O Grupo Gestor do Arroz Orgânico no Rio Grande do Sul é um dos exemplos dessas experiências. Criado em 1999 por agricultores que quiseram subverter o modelo de produção de arroz do agronegócio, que até então era praticamente exclusividade no estado, o grupo hoje reúne 570 famílias de 20 assentamentos e 17 municípios. A partir da construção de cinco cooperativas, a produção de arroz orgânico ganhou protagonismo.

“Um dos motivos que fez o pessoal desistir da produção do agronegócio de arroz é que não aguentavam mais “dar bandeira”, ou seja, ficar no meio da plantação mostrando onde os aviões do agronegócio deveriam jogar veneno. Algumas famílias começaram a produzir por conta própria, de forma orgânica, e receberam muito apoio do movimento”, explicou o assentado Uli, um dos integrantes do Grupo Gestor.

De acordo com Uli, a independência das famílias assentadas no processo produtivo é uma das maiores conquistas do projeto. “Temos a total autonomia do processo, desde as sementes até a comercialização. Nós conseguimos quebrar o paradigma de que a produção agroecológica é de fundo de quintal, de que não dá para alimentar o mundo com alimento orgânico. Nossa produção de alimentos é de toneladas”, disse.

Outra experiência interessante é a realizada pelo Coletivo 14 de agosto, em Rondônia, que há 17 anos constrói o projeto de agroecologia coletiva com famílias do assentamento. Na comunidade, ocupada após décadas de conflitos agrários com fazendeiros e pistoleiros, tudo é compartilhado, desde a produção, até a comida e a criação dos filhos. O assentamento está sendo retratado em um documentário produzido pelo Coletivo Bodoque em parceria com a Escola Nacional Florestan Fernandes.

As cooperativas do campesinato mineiro também podem ser destacadas por sua resistência agroecológica. Hélia Maria Ila Silva, agricultora e assentada do MST, contou sobre o projeto de produção de café, do qual faz parte através da Cooperativa Camponesa, que beneficia 457 famílias na cidade de Campo do Meio e 42 famílias no município de Guapé.

O nosso anseio é agregar todas as famílias do sul de Minas Gerais e dizer que vale a pena. A escolha dos nossos produtores de produzir orgânicos mostra que não adianta a gente ir para as ruas da cidade, organizar marchas, mas lá no lote estarmos do lado do agronegócio e do veneno. A ideia é levar a sério e ter uma vida saudável, não adianta brigar contra o agrotóxico se lá nas nossas áreas a gente não mudar esse sistema”, denunciou Hélia.

Outros projetos

Os projetos de agroecologia camponesa, entretanto, não envolvem apenas a produção alimentar. A Escola Latinoamericana de Agroecologia (ELAA), inaugurada em 2005 pela Via Campesina com o objetivo de educadores em nível superior de tecnologia em agroecologia, vem provando que o investimento na educação dos camponeses também é essencial para a resistência ao agronegócio.

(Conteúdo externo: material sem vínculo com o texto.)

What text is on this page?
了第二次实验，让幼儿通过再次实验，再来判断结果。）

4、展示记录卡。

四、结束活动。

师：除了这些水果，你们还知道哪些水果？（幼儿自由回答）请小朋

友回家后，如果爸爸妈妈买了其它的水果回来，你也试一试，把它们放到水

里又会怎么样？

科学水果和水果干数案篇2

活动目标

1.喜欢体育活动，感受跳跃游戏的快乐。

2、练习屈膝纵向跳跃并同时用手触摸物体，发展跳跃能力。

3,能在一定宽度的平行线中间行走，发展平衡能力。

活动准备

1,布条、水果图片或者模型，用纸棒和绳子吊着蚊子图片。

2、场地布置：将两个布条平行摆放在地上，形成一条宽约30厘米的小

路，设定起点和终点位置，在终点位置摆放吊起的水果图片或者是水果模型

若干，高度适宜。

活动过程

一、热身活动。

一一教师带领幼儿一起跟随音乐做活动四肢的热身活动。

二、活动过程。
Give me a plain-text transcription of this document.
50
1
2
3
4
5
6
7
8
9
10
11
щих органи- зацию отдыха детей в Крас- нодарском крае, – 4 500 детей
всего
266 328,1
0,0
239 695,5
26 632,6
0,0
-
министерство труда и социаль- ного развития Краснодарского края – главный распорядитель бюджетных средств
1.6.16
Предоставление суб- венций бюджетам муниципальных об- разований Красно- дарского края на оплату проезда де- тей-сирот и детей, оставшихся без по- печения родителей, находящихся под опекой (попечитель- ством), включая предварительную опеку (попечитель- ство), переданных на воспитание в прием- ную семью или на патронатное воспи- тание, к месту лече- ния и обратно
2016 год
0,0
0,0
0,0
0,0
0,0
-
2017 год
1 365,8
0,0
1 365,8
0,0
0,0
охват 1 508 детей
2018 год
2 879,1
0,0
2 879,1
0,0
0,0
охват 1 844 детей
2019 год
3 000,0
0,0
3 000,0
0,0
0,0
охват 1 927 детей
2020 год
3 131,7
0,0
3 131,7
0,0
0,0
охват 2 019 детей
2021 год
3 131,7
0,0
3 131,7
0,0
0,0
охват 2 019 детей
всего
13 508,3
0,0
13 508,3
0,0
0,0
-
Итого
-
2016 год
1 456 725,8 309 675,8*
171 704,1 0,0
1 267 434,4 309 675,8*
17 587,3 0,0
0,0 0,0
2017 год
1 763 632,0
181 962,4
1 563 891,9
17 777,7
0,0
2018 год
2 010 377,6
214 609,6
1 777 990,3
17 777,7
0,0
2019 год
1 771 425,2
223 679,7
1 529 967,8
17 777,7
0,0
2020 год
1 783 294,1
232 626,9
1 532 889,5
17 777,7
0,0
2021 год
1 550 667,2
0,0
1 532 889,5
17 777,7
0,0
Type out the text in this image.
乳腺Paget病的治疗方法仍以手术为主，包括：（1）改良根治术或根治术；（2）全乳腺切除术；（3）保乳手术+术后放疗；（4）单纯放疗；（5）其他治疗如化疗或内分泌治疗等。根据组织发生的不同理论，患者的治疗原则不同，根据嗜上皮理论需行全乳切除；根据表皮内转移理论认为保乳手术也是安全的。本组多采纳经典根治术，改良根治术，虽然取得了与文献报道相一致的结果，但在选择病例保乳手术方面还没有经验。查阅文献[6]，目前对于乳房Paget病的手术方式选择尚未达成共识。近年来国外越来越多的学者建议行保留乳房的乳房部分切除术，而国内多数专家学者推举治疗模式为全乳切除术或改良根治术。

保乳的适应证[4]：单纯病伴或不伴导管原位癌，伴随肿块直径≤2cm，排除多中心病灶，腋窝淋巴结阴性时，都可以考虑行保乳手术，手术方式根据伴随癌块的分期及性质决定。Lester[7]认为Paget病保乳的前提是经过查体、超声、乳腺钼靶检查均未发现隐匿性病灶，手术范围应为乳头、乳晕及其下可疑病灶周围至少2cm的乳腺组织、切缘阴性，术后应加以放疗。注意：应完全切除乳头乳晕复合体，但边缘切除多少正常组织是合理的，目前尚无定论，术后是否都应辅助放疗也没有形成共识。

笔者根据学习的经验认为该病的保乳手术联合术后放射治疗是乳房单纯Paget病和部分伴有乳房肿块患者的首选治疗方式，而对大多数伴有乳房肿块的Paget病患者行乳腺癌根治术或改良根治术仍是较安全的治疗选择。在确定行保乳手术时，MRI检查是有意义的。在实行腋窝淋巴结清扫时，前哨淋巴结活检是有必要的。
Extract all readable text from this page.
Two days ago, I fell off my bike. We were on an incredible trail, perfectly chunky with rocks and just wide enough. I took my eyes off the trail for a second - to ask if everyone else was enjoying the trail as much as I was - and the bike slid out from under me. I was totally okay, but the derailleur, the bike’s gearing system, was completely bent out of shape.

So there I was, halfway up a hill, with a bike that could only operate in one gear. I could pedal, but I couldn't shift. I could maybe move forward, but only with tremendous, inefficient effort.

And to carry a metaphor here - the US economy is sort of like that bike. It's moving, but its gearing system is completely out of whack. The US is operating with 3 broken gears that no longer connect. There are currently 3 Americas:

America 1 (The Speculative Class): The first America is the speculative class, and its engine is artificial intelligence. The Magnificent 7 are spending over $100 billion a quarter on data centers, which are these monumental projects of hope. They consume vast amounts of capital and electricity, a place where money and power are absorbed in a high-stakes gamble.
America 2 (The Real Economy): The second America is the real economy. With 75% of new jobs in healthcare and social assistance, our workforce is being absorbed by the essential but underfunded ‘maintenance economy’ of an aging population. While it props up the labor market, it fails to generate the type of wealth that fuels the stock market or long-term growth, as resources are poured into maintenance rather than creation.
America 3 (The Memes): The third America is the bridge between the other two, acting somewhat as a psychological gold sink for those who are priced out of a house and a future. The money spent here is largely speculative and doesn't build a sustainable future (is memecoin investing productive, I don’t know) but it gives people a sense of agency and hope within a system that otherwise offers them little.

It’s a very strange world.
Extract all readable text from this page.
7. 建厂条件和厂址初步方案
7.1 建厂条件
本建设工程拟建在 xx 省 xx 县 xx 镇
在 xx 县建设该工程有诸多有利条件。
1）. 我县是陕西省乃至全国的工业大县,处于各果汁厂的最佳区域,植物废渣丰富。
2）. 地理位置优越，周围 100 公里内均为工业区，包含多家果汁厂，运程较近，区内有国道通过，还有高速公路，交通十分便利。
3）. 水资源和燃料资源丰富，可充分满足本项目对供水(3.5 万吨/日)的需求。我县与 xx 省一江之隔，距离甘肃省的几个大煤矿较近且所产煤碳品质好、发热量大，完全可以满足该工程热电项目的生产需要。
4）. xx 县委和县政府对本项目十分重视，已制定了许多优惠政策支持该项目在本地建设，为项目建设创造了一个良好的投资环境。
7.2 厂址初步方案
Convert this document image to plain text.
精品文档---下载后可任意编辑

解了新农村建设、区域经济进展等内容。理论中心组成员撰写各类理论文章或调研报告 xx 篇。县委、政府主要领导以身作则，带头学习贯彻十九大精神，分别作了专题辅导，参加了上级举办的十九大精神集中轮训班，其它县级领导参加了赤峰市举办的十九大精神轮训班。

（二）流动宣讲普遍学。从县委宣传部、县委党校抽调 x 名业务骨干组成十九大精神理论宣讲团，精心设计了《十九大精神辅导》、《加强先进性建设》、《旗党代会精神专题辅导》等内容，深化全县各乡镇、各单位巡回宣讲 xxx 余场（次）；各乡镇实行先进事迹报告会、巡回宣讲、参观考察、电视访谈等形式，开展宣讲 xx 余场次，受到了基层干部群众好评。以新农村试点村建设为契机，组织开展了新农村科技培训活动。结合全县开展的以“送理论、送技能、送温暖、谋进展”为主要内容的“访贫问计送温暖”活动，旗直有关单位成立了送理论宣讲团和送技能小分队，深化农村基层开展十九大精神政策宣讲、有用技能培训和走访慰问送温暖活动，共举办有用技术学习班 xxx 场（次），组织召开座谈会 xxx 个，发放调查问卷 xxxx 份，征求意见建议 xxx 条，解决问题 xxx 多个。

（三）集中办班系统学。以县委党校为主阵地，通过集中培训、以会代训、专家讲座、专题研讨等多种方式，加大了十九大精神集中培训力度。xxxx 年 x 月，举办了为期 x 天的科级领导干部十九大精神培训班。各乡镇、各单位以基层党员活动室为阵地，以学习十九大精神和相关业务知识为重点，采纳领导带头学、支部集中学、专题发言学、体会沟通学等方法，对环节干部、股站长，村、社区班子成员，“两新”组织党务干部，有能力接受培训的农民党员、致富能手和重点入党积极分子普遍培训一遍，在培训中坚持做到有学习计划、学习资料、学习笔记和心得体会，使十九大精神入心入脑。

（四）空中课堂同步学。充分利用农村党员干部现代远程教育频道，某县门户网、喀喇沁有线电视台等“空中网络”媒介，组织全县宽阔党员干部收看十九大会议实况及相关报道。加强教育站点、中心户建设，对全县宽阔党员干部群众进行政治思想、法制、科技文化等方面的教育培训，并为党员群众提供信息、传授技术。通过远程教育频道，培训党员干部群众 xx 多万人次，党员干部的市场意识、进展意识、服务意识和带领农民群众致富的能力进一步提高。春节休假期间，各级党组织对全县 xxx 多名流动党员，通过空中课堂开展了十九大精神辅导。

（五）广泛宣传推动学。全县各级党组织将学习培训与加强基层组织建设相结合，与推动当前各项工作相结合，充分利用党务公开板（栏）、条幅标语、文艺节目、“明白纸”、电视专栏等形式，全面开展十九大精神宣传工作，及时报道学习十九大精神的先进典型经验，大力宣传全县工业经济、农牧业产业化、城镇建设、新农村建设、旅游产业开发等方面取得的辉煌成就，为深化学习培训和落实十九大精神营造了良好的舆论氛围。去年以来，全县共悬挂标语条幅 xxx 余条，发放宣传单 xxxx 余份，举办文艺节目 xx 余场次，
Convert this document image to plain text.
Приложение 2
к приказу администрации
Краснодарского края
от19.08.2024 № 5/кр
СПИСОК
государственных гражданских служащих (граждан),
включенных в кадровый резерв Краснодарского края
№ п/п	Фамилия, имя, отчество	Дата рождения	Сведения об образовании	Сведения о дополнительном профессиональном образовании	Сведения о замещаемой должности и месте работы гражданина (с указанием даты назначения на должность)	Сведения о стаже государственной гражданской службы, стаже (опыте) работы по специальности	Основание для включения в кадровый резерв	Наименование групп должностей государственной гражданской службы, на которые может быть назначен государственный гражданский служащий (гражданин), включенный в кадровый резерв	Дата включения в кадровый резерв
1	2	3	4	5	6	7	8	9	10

Segundo Simone Rezende, integrante da Coordenação Política e Pedagógica da escola, já foram três turmas concluídas e 126 tecnólogos, de 18 estados brasileiros e 8 países latinoamericanos, formados pela ELAA.  “A base da escola é construir um projeto de educação em agroecologia para ocupar a temática no ensino superior sem perder de vista o interesse prático em aplicar esse conhecimento com camponeses do país e da América Latina”, afirmou.

A concepção da saúde através da agroecologia também é defendida pelo MST. Experiências como a do Projeto de Saúde Popular e Agroecologia da Bahia trabalham a saúde de assentados do movimento através do uso de plantas medicinais plantadas pelos próprios agricultores.

O Projeto envolve, por enquanto, três municípios e nove comunidades baianas. De acordo com o professor Glauco de Cruz e Vilaboas, coordenador do Núcleo de Gestão e Saúde Pública da FIOCRUZ, e um dos organizadores do projeto, “ ele contribui para o desenvolvimento socioambiental e sanitário das famílias”.

As diferentes práticas de resistência dos camponeses através de projetos de agroecologia pelo país foram tema do seminário que ocorreu nesta sexta-feira, na II Feira Nacional da Reforma Agrária do Movimento dos Trabalhadores Rurais Sem-Terra (MST), que está acontecendo neste final de semana em São Paulo.